Ma ancora una volta fu un attimo, ed egli si riprese dicendo:
“Come vedono lor signori, ho esitato di proposito: non perché io non sappia più far di magia, ma perché voi siete più maghi di me. Sì: voi che ogni giorno vi alzate alle sette per andare al lavoro, e siete capaci di star seduti anche otto ore alla vostra scrivania, che fuori piova, tiri vento o faccia sole: e poi, tornando a casa, consumate la vostra cena in silenzio, davanti a un scatola colorata che vi dice di comprare questo o quello. E allora io vi domando, signori: chi più mago di voi, che riuscite a sopravvivere in queste penose condizioni?

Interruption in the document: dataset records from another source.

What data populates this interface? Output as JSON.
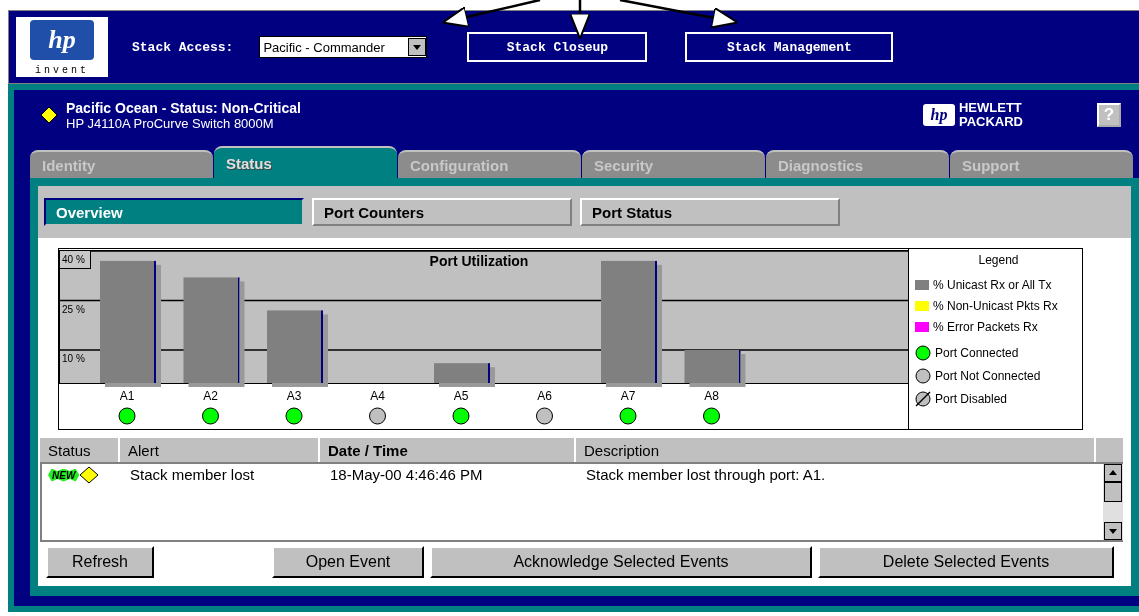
{
  "header": {
    "logo": {
      "mark": "hp",
      "tagline": "invent"
    },
    "stack_access": {
      "label": "Stack Access:",
      "value": "Pacific - Commander"
    },
    "buttons": [
      "Stack Closeup",
      "Stack Management"
    ]
  },
  "device": {
    "title": "Pacific Ocean - Status: Non-Critical",
    "color": "#ffff00",
    "model": "HP J4110A ProCurve Switch 8000M",
    "brand": {
      "mark": "hp",
      "line1": "HEWLETT",
      "line2": "PACKARD"
    },
    "help": "?"
  },
  "tabs": [
    {
      "label": "Identity",
      "selected": false
    },
    {
      "label": "Status",
      "selected": true
    },
    {
      "label": "Configuration",
      "selected": false
    },
    {
      "label": "Security",
      "selected": false
    },
    {
      "label": "Diagnostics",
      "selected": false
    },
    {
      "label": "Support",
      "selected": false
    }
  ],
  "subtabs": [
    {
      "label": "Overview",
      "selected": true
    },
    {
      "label": "Port Counters",
      "selected": false
    },
    {
      "label": "Port Status",
      "selected": false
    }
  ],
  "chart": {
    "chart_data": {
      "type": "bar",
      "title": "Port Utilization",
      "categories": [
        "A1",
        "A2",
        "A3",
        "A4",
        "A5",
        "A6",
        "A7",
        "A8"
      ],
      "series": [
        {
          "color": "#808080",
          "values": [
            37,
            32,
            22,
            0,
            6,
            0,
            37,
            10
          ]
        }
      ],
      "ylim": [
        0,
        40
      ],
      "yticks": [
        {
          "value": 10,
          "label": "10 %"
        },
        {
          "value": 25,
          "label": "25 %"
        },
        {
          "value": 40,
          "label": "40 %"
        }
      ]
    },
    "port_links": [
      {
        "connected": true
      },
      {
        "connected": true
      },
      {
        "connected": true
      },
      {
        "connected": false
      },
      {
        "connected": true
      },
      {
        "connected": false
      },
      {
        "connected": true
      },
      {
        "connected": true
      }
    ]
  },
  "legend": {
    "title": "Legend",
    "items": [
      {
        "kind": "swatch",
        "color": "#808080",
        "label": "% Unicast Rx or All Tx"
      },
      {
        "kind": "swatch",
        "color": "#ffff00",
        "label": "% Non-Unicast Pkts Rx"
      },
      {
        "kind": "swatch",
        "color": "#ff00ff",
        "label": "% Error Packets Rx"
      },
      {
        "kind": "connected",
        "label": "Port Connected"
      },
      {
        "kind": "not-connected",
        "label": "Port Not Connected"
      },
      {
        "kind": "disabled",
        "label": "Port Disabled"
      }
    ]
  },
  "events": {
    "columns": [
      {
        "label": "Status",
        "sorted": false
      },
      {
        "label": "Alert",
        "sorted": false
      },
      {
        "label": "Date / Time",
        "sorted": true
      },
      {
        "label": "Description",
        "sorted": false
      }
    ],
    "rows": [
      {
        "badge": "NEW",
        "color": "#ffff00",
        "alert": "Stack member lost",
        "time": "18-May-00 4:46:46 PM",
        "description": "Stack member lost through port: A1."
      }
    ]
  },
  "buttons": [
    "Refresh",
    "Open Event",
    "Acknowledge Selected Events",
    "Delete Selected Events"
  ]
}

Perciò, gentili amici, questo non è uno spettacolo del grande mago Ottavio per il suo pubblico: chiamiamolo piuttosto uno scambio di informazioni tra maghi e maghetti”.
E così dicendo tracciò grandi segni nell’aria: apparvero, al suo ordine, esseri di una luminosità abbagliante, che parevano uomini e donne: e tutti fra il pubblico si meravigliarono, poiché ciascuno si riconobbe in una delle figure apparse sul palco: l’unica differenza stava solo nell’estrema luminosità di queste ultime rispetto al pubblico.

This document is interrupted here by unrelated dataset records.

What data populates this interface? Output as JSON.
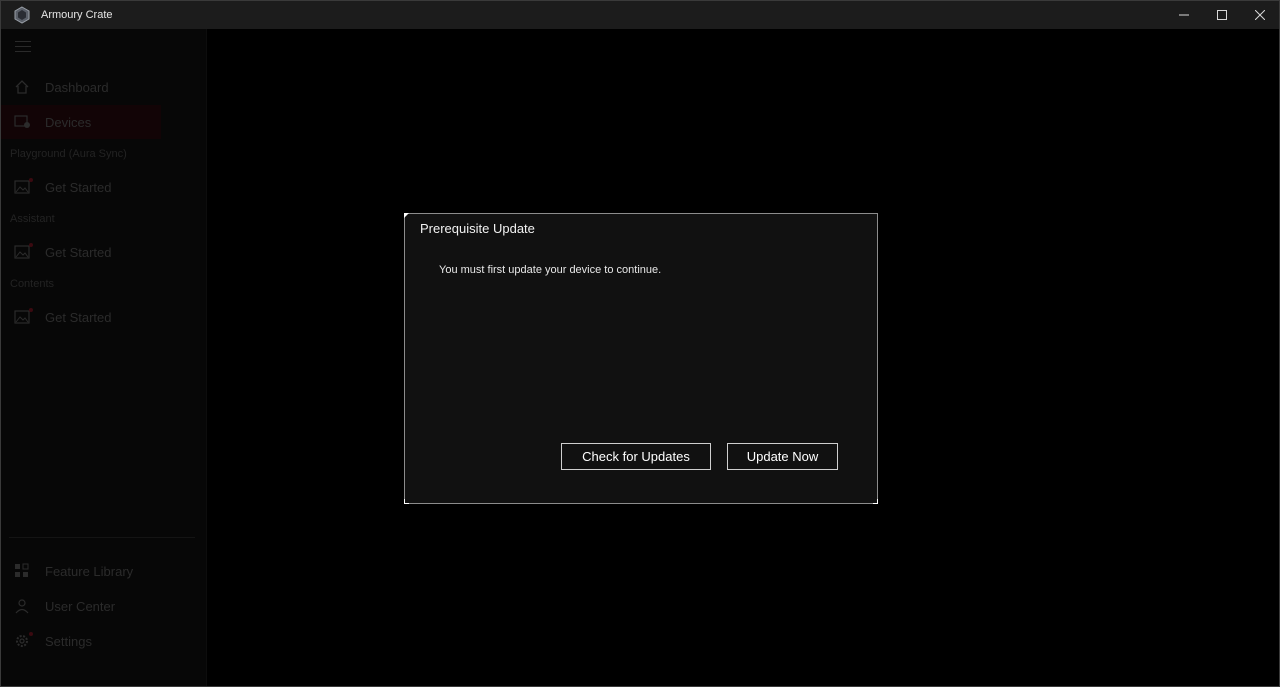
{
  "app": {
    "title": "Armoury Crate"
  },
  "window_controls": {
    "minimize": "—",
    "maximize": "☐",
    "close": "✕"
  },
  "sidebar": {
    "items": [
      {
        "label": "Dashboard",
        "icon": "home-icon"
      },
      {
        "label": "Devices",
        "icon": "devices-icon",
        "active": true
      }
    ],
    "sections": [
      {
        "title": "Playground (Aura Sync)",
        "item": {
          "label": "Get Started",
          "icon": "image-icon"
        }
      },
      {
        "title": "Assistant",
        "item": {
          "label": "Get Started",
          "icon": "image-icon"
        }
      },
      {
        "title": "Contents",
        "item": {
          "label": "Get Started",
          "icon": "image-icon"
        }
      }
    ],
    "bottom_items": [
      {
        "label": "Feature Library",
        "icon": "grid-icon"
      },
      {
        "label": "User Center",
        "icon": "user-icon"
      },
      {
        "label": "Settings",
        "icon": "gear-icon"
      }
    ]
  },
  "dialog": {
    "title": "Prerequisite Update",
    "message": "You must first update your device to continue.",
    "check_label": "Check for Updates",
    "update_label": "Update Now"
  },
  "colors": {
    "dialog_bg": "#111111",
    "dialog_border": "#8c8c8c",
    "titlebar_bg": "#1c1c1c",
    "accent_dim": "#3a0a10"
  }
}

A un altro cenno dell’insuperabile Ottavio apparvero, come un filmato proiettato nell’aria, tante immagini di vita: belle e brutte, comuni ed insolite, e anche queste furono accompagnate da ancora più forti esclamazioni di sbalordimento del pubblico: essi si riconoscevano in quelle azioni e in quelle scene, che avevano punteggiato la loro esistenza nel bene nel male.
Esausto, il mago Ottavio si terse il sudore dalla fronte; sentiva che le forze lo lasciavano, ma voleva terminare in bellezza, come lui solo sapeva fare. Si concentrò, chiamò a raccolta tutte le sue energie, le sue vastissime capacità. Fu allora che vide: vide davanti a sé una scala intessuta di luce, che sembrava chiamarlo; mosso da una forza irresistibile si avviò, prese i primi scalini e scomparve in alto, mentre al pubblico, a cui non era visibile la scala, sembrava che camminasse sul nulla.
Applauso più fragoroso non fu mai sentito in uno spettacolo pubblico, da far venire giù il teatro.
E tutti, uomini e donne, avevano uno sguardo diverso sul volto, mentre, in silenzio, sfilavano fuori dal teatro per ritornare alle loro case, sapendo in cuor loro che domani sarebbe iniziata una nuova vita: come, non sapevano, ma erano fiduciosi.
Nel frattempo, dietro le quinte del teatro, gli inservienti invano tentavano di rianimare il mago Ottavio dopo la sua caduta dalle scale appena uscito dal camerino nel recarsi sul palco: aveva battuto la testa e perso conoscenza, senza più tornare in sé. Il medico dell’ambulanza chiamata d’urgenza non poté che constatarne il decesso per frattura della vertebra cervicale.